Interplay between enhanced charge storage and charge transfer mechanism in Cu doped PANI: The role of surface morphology

• The role of electrode morphology on the charge storage and charge transfer property of supercapacitor is investigated.
• Electro analytical characterization of supercapacitor is achieved through a strategic combination of DC and AC techniques.
• Impedance model is used to elucidate the charge transfer and charge storage in Cu doped polymer electrode.

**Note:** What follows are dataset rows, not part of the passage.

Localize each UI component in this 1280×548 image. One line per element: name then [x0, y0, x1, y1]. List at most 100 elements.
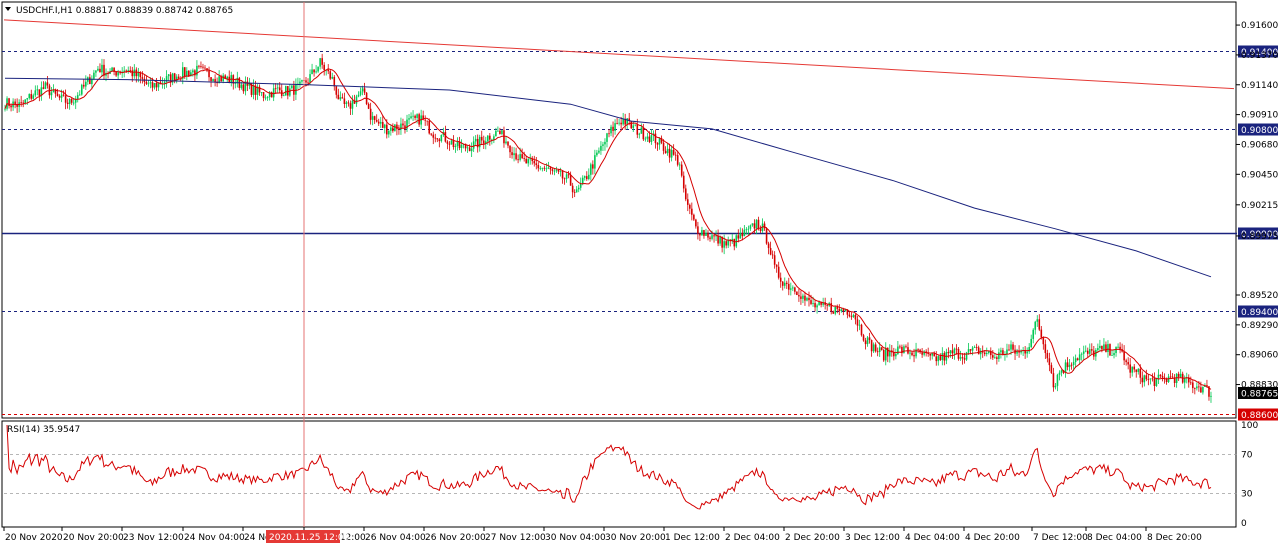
candle-body — [208, 70, 210, 78]
candle-body — [925, 351, 927, 353]
candle-body — [1097, 348, 1099, 351]
candle-body — [155, 82, 158, 88]
candle-body — [860, 324, 863, 336]
candle-body — [1048, 358, 1051, 366]
candle-body — [674, 154, 677, 156]
candle-body — [489, 135, 491, 140]
x-tick-label: 2 Dec 20:00 — [785, 533, 840, 543]
candle-body — [1008, 349, 1010, 351]
candle-body — [806, 297, 808, 301]
candle-body — [1070, 364, 1073, 366]
candle-body — [638, 133, 641, 135]
candle-body — [153, 82, 156, 88]
candle-body — [54, 89, 57, 94]
candle-body — [893, 352, 895, 357]
candle-body — [571, 185, 574, 193]
candle-body — [858, 324, 861, 326]
candle-body — [612, 126, 614, 131]
candle-body — [117, 72, 119, 76]
candle-body — [1026, 351, 1028, 354]
time-axis[interactable]: 20 Nov 2020 20 Nov 20:00 23 Nov 12:00 24 No… — [3, 527, 1202, 543]
candle-body — [1157, 374, 1160, 379]
candle-body — [341, 97, 344, 99]
x-tick-label: 30 Nov 20:00 — [605, 533, 666, 543]
candle-body — [1173, 377, 1176, 383]
candle-body — [880, 347, 883, 350]
price-level-label: 0.90800 — [1241, 126, 1278, 136]
price-level-label: 0.90000 — [1241, 230, 1278, 240]
candle-body — [165, 76, 168, 82]
candle-body — [695, 219, 697, 227]
candle-body — [1187, 377, 1190, 383]
candle-body — [343, 98, 346, 104]
rsi-indicator: 100 70 30 0 — [4, 421, 1258, 529]
candle-body — [561, 170, 564, 179]
crosshair-time-tag — [266, 530, 340, 543]
candle-body — [377, 121, 380, 124]
candle-body — [626, 118, 628, 125]
fast-ma-line — [4, 68, 1212, 390]
candle-body — [289, 88, 291, 96]
candle-body — [1030, 338, 1033, 348]
candle-body — [961, 357, 964, 359]
candle-body — [979, 350, 982, 355]
candle-body — [234, 82, 237, 84]
candle-body — [396, 124, 398, 130]
candle-body — [76, 95, 79, 99]
candle-body — [616, 123, 618, 124]
candle-body — [579, 183, 582, 188]
candle-body — [236, 77, 239, 83]
candle-body — [684, 188, 687, 200]
candle-body — [949, 350, 952, 354]
candle-body — [678, 164, 681, 166]
candle-body — [34, 90, 37, 96]
candle-body — [935, 356, 938, 362]
price-level-tag — [1238, 305, 1278, 318]
candle-body — [792, 287, 794, 289]
candle-body — [1060, 370, 1063, 373]
candle-body — [640, 127, 643, 134]
candle-body — [426, 120, 429, 122]
candle-body — [266, 97, 269, 98]
candle-body — [194, 70, 196, 76]
dropdown-triangle-icon[interactable] — [5, 7, 11, 11]
y-tick-label: 0.91600 — [1241, 21, 1278, 31]
candle-body — [515, 153, 517, 160]
trend-line[interactable] — [3, 19, 1235, 90]
candle-body — [383, 124, 386, 128]
y-tick-label: 0.90450 — [1241, 170, 1278, 180]
candle-body — [379, 121, 382, 124]
x-tick-label: 26 Nov 20:00 — [425, 533, 486, 543]
candle-body — [388, 130, 390, 135]
candle-body — [624, 118, 626, 125]
candle-body — [295, 84, 297, 95]
candle-body — [903, 346, 905, 354]
candle-body — [204, 67, 206, 69]
candle-body — [103, 64, 105, 76]
candle-body — [1147, 379, 1150, 380]
candle-body — [478, 136, 481, 148]
candle-body — [818, 301, 820, 306]
candle-body — [600, 145, 602, 151]
candle-body — [1198, 386, 1200, 388]
candle-body — [842, 309, 845, 311]
candle-body — [1200, 387, 1202, 393]
candle-body — [575, 189, 578, 193]
candle-body — [755, 219, 758, 229]
candle-body — [525, 158, 527, 164]
y-tick-label: 0.90910 — [1241, 111, 1278, 121]
candle-body — [1101, 345, 1103, 350]
candle-body — [38, 89, 41, 96]
candle-body — [672, 149, 675, 155]
candle-body — [1074, 358, 1077, 363]
candle-body — [559, 170, 562, 172]
candle-body — [1088, 349, 1091, 354]
candle-body — [725, 241, 727, 246]
candle-body — [131, 70, 134, 77]
candle-body — [739, 233, 742, 239]
candle-body — [915, 349, 917, 357]
candle-body — [402, 123, 404, 126]
price-axis[interactable]: 0.91400 0.90800 0.90000 0.89400 0.88600 0.916… — [1236, 21, 1278, 421]
candle-body — [931, 353, 934, 356]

The present article reports an insight into the interplay between enhanced charge storage and charge transfer mechanism at electrode–electrolyte interface having different electrode morphology. The DC techniques like cyclic voltammetry (CV) and galvanostatic charge discharge (GCD) are employed to obtain the interfacial capacitance and resistance, Faradaic features and charge retention ratio of the electrode–electrolyte interface as a function of applied bias. The porous nanorod morphology of copper doped polyaniline (PANI) delivered a maximum interfacial capacitance of 283 mF/cm2 at 0.5 mA/cm2 with a rate capability of 39%. On the contrary, the compact granular morphology of copper doped PANI delivered the maximum interfacial capacitance of 3.01 mF/cm2 at 0.5 mA/cm2 with a rate capability of 88%. AC technique like Electrochemical Impedance Spectroscopy (EIS) leads to the straight forward determination of charge transfer resistance, double layer capacitance, Warburg coefficient, interfacial capacitance and resistance, and series resistance of the electrode–electrolyte interface.